The phrase itself, this long pronounced "po-domashnemu" that has become a meme, was taken from the famous viral video of a Crimean woman who has been "indigenous" since 2014.
Home and occupation, domestication of the occupied, migration, staying or leaving-these are all complex constructs in which Alina Kleytman is primarily interested in the relationship between the value of human life and private cases and situations within the context of large political narratives and events.

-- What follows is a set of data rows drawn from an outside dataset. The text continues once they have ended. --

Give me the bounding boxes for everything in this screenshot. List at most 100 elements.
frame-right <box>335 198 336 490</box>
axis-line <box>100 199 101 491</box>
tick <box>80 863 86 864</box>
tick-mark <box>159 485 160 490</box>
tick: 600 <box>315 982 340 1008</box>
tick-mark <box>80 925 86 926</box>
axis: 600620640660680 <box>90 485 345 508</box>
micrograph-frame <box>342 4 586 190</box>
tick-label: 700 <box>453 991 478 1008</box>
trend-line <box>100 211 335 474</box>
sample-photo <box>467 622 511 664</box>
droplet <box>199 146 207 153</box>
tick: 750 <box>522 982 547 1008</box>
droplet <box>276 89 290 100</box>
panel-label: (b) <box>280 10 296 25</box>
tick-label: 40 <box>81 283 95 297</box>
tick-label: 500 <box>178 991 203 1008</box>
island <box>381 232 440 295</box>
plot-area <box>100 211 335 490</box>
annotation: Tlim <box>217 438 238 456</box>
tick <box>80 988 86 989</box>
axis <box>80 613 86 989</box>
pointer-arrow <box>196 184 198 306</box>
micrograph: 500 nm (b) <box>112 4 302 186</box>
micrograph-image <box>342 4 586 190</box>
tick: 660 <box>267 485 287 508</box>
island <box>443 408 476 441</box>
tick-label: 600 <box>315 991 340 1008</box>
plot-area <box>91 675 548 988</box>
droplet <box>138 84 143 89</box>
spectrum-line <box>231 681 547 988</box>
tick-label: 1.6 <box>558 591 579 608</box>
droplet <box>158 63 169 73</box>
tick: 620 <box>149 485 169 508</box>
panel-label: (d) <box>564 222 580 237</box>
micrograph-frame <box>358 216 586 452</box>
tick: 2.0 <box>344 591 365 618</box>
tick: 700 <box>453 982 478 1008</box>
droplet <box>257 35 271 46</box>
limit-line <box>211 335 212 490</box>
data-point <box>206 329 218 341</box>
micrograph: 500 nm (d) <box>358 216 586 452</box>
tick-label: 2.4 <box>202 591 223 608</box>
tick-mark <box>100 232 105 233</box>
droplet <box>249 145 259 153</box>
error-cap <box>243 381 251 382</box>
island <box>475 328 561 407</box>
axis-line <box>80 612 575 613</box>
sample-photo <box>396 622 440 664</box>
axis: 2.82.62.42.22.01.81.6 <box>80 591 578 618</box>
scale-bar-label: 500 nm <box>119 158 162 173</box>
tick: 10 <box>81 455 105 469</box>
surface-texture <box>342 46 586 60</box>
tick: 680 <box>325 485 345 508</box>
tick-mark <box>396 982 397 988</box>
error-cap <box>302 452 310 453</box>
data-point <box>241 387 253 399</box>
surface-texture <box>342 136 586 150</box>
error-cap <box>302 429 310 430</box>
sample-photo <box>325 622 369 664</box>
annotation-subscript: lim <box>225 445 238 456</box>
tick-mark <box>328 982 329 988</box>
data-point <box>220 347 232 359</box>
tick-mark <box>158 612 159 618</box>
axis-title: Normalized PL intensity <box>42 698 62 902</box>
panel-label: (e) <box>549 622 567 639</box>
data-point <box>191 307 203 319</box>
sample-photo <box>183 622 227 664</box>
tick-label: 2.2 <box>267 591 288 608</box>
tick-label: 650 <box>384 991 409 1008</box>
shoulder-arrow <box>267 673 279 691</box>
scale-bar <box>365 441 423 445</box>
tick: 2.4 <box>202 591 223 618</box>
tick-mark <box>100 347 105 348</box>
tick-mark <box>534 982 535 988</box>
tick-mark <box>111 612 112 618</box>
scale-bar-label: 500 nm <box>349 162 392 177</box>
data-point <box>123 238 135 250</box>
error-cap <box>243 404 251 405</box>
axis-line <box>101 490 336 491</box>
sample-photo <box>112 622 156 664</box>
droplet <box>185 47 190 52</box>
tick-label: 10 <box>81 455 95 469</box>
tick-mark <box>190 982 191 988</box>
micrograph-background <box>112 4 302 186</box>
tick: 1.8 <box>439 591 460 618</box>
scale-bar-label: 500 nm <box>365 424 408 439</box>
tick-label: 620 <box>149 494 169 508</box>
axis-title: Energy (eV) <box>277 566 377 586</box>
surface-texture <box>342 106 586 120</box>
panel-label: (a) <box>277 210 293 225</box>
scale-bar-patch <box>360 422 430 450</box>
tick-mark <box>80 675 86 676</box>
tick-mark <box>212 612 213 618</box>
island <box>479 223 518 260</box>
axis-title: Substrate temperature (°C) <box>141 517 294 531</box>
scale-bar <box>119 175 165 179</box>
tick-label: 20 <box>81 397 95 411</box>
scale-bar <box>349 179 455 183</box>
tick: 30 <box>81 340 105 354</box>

The work impresses with its tangibility. It is made of medical plastic and body corpse bags, which, when heated, envelop the metal frame of the sculpture. Material originally designed for protection during injury, trauma, and death-often serving as a temporary or for some as an eternal coffin-is transformed into an artistic statement. Through the magical fairy tale, deliberate tactility, and the jungle of domesticated forests, this work reveals the inherent human need to walk on a razor's edge, to feel the edge of life itself, risking one's safety to create it for others.